Per meglio capire le sonorità ed i concetti espressi in “Risposte Multiple”, ma anche nel primo album, abbiamo incontrato Michele Nucciotti…

“Tutto sta per cambiare” , open track del tuo primo lavoro, è una recitazione quasi monocorde di una situazione “cupa”, quale?
“In realtà nasce da un’immagine, che prende forma nel ritornello, e da un pensiero, che ho cercato di sviluppare da questa immagine e attorno al quale ho costruito la canzone. Il tema centrale è la ciclicità del tempo e nel testo desideravo sottolineare come ogni momento sia la risultante di momenti antecedenti ma allo stesso tempo partecipi attivamente alla generazione dei momenti che seguiranno. Nel farlo aspiravo a cavarne qualcosa di positivo, un invito a vivere i momenti di difficoltà come fasi di passaggio, in cui guardarsi dentro per prepararsi ad un ritorno ad un esserci attivo, a “sapere aspettare” per l’appunto, e, allo stesso tempo, a vivere i momenti positivi senza perdere la capacità di guardarsi intorno. L’immagine del naturale susseguirsi di notte e giorno, con il ruolo di passaggio esercitato dall’alba e dal tramonto, mi sembrava fosse semplice e chiara, comune ed esauriente”.

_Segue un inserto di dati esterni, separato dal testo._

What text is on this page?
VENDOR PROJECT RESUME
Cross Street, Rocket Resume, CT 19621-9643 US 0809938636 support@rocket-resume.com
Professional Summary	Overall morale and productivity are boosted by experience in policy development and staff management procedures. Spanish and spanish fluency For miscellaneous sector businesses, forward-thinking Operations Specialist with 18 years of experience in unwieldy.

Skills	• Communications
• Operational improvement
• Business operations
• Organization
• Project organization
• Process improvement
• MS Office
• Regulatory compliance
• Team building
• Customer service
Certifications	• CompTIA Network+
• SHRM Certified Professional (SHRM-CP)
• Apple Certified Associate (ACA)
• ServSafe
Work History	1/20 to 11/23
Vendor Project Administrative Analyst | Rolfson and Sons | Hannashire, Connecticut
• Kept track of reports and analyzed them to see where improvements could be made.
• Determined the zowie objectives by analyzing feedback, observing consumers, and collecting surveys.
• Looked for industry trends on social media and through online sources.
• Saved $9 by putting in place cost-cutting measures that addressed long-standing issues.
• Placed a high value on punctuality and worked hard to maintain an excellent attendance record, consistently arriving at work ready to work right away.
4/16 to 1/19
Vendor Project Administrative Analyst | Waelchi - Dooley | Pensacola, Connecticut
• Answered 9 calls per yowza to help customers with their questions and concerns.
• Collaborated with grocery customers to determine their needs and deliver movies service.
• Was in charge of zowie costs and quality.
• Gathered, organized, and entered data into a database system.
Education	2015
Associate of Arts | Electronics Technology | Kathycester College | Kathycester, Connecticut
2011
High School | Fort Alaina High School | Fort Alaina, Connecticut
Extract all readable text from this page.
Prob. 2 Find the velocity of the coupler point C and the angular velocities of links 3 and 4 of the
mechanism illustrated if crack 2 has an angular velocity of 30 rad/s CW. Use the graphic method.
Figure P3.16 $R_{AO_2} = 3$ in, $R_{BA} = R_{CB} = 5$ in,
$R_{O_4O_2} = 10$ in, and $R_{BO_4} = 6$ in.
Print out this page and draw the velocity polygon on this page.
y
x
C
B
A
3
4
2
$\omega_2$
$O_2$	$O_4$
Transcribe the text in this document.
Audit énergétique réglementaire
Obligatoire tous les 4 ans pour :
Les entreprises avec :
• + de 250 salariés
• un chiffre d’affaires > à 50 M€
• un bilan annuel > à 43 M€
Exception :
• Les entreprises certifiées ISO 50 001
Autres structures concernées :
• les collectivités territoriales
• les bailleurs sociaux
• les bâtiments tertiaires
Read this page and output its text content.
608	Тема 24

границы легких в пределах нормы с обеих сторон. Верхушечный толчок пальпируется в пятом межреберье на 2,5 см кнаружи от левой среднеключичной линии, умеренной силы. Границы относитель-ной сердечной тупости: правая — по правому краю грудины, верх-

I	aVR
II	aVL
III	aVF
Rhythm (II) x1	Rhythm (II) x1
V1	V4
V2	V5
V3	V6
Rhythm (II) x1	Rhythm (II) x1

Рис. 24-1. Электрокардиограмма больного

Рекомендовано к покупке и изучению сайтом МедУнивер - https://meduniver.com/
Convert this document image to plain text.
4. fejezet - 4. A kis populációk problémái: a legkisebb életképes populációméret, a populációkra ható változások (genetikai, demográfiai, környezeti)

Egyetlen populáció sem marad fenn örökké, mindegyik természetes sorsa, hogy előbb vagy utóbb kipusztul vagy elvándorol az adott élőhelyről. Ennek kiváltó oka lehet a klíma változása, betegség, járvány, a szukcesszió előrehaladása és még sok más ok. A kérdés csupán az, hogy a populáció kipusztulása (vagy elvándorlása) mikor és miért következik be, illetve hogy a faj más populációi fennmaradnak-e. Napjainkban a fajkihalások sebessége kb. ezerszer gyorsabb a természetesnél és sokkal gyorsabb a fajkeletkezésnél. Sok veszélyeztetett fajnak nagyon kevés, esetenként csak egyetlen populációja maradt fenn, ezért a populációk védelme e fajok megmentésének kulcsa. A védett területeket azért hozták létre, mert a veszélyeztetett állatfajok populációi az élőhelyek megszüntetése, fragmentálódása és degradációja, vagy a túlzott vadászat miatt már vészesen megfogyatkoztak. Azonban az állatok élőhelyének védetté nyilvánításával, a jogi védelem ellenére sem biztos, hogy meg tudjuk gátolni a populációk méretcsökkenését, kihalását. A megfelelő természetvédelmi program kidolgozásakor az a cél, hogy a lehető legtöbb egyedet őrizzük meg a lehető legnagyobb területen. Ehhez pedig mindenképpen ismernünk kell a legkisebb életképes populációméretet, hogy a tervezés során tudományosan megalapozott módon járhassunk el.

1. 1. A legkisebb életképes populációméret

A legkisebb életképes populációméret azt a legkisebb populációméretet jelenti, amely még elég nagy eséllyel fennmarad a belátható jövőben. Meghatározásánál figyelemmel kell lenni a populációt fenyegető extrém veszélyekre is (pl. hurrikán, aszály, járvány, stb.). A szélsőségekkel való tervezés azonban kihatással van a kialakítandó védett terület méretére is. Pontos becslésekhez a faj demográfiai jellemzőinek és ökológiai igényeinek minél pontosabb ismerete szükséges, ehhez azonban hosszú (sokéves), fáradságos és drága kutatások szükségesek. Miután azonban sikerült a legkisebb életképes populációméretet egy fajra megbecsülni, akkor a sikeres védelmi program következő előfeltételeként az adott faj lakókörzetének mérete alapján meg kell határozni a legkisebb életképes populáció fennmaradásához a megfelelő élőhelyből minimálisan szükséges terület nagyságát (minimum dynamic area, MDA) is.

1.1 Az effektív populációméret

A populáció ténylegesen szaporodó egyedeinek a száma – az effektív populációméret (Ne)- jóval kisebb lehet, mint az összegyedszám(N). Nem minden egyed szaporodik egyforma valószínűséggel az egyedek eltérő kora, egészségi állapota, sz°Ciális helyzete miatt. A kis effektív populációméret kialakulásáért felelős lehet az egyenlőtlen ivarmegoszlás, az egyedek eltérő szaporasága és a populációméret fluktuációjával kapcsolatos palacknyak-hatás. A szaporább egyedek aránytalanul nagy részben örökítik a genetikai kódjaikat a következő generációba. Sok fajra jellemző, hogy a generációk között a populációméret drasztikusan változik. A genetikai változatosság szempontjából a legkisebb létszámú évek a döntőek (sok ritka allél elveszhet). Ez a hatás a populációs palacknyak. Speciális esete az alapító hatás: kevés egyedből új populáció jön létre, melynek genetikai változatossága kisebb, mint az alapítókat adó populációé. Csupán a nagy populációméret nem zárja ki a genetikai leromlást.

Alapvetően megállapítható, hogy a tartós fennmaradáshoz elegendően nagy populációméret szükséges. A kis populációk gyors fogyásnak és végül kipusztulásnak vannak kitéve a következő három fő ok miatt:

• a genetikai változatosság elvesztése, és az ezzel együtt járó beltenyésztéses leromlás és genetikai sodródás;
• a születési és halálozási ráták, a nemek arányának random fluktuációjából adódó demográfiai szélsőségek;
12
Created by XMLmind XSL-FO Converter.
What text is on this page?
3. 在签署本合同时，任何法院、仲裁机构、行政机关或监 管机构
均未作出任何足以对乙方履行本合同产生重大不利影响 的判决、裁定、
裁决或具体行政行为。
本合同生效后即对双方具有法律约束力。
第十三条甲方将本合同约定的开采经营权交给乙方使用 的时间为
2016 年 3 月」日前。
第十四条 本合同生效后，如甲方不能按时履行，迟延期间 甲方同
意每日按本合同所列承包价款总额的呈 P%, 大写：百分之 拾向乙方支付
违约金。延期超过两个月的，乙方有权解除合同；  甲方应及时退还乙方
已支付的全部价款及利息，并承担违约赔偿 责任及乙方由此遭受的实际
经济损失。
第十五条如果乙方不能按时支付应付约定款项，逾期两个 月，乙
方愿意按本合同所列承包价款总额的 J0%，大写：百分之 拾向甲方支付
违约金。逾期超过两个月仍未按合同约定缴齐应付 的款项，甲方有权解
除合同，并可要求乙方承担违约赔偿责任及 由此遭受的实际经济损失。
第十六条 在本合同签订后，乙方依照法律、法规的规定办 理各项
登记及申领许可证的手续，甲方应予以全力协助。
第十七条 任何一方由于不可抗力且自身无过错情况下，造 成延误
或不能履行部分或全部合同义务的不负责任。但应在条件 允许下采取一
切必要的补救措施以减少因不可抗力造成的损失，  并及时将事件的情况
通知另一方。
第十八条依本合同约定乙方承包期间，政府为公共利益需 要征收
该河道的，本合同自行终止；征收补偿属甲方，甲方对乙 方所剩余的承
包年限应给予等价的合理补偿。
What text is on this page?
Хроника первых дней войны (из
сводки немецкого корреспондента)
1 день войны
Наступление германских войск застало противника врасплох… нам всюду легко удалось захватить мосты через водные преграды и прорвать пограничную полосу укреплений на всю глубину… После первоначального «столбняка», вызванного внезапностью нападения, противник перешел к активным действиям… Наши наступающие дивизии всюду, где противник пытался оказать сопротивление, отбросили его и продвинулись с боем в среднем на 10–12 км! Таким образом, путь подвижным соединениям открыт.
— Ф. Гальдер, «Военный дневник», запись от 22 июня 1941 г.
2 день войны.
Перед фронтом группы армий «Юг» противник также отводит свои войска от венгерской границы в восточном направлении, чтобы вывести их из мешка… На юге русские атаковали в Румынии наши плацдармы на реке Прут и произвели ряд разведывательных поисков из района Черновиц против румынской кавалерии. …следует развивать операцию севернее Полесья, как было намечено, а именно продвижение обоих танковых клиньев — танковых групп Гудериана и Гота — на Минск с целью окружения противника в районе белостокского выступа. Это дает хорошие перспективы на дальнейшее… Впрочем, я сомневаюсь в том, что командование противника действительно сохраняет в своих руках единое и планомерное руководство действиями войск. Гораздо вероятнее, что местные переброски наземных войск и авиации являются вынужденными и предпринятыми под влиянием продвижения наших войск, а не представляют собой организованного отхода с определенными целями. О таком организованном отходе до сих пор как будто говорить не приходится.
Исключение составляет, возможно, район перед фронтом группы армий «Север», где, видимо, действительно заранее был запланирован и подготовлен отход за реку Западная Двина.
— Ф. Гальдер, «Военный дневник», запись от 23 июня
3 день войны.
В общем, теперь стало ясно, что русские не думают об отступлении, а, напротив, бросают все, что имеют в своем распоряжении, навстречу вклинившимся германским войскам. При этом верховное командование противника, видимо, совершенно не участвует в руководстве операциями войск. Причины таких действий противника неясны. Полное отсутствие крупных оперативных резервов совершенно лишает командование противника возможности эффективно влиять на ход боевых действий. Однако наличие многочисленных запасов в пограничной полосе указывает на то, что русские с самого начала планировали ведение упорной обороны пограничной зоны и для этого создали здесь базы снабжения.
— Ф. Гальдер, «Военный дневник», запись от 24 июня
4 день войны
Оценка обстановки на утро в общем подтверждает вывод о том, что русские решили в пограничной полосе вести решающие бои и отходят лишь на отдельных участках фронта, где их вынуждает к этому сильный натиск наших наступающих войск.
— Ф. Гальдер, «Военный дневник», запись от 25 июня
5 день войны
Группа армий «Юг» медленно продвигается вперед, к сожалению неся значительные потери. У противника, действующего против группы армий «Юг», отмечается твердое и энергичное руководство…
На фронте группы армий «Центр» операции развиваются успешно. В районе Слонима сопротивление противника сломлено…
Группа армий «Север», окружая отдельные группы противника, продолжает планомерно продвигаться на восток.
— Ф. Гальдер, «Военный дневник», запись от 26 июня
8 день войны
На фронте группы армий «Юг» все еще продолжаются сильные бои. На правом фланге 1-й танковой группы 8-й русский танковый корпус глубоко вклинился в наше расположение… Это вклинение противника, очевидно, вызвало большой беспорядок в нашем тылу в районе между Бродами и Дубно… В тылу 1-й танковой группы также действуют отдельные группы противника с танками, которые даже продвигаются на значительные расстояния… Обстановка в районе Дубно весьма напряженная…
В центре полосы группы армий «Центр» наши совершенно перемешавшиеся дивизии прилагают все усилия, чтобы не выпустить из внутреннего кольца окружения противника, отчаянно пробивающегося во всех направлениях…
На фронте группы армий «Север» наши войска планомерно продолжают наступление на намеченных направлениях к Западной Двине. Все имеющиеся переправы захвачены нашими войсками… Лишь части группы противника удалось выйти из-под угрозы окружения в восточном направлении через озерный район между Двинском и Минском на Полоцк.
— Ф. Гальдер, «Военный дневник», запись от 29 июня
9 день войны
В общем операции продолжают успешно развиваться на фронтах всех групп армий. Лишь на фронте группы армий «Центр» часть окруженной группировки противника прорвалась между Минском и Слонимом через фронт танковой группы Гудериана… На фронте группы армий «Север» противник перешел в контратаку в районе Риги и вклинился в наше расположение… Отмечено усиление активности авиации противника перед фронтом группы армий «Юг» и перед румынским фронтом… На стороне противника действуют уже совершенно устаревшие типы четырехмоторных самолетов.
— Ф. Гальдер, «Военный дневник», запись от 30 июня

“Risposte multiple”, anche se non esente da riflessioni malinconiche, è un cd più arioso del precedente e invita ad “Uscire fuori”, ad un viaggio, un cambiamento. Quali esigenze o desideri ti hanno portato a questa decisione che sembrava accantonata nel pessimismo del lavoro precedente?
“Di fondo credo che la malinconia sia la stessa, è solo diventato più forte il desiderio di incanalarla verso il suo superamento, spingerla oltre un autocompiacimento dei lati oscuri delle cose, ancora presente nel primo lavoro. “Risposte multiple” raccoglie alcuni dei miei primi tentativi di dare forma di canzone a momenti positivi, o anche solo alla spinta interiore ad uscire da fasi di stallo. Con lo stesso titolo dell’album volevo rappresentare la volontà di lasciarsi andare, di aprirsi alle risposte che la vita può darti senza chiudersi in una ostinata sfiducia nel mondo esterno, che porta inevitabilmente ad una solo risposta. Forse è solo una maturazione degli stessi stati emotivi, un diverso modo di viverli. Di certo spero sia solo un inizio, anche perché se alla base di tutto c’è il desiderio di comunicare perseverare nel voler condividere momenti di chiusura finirebbe per rivelarsi un’insolubile contraddizione”.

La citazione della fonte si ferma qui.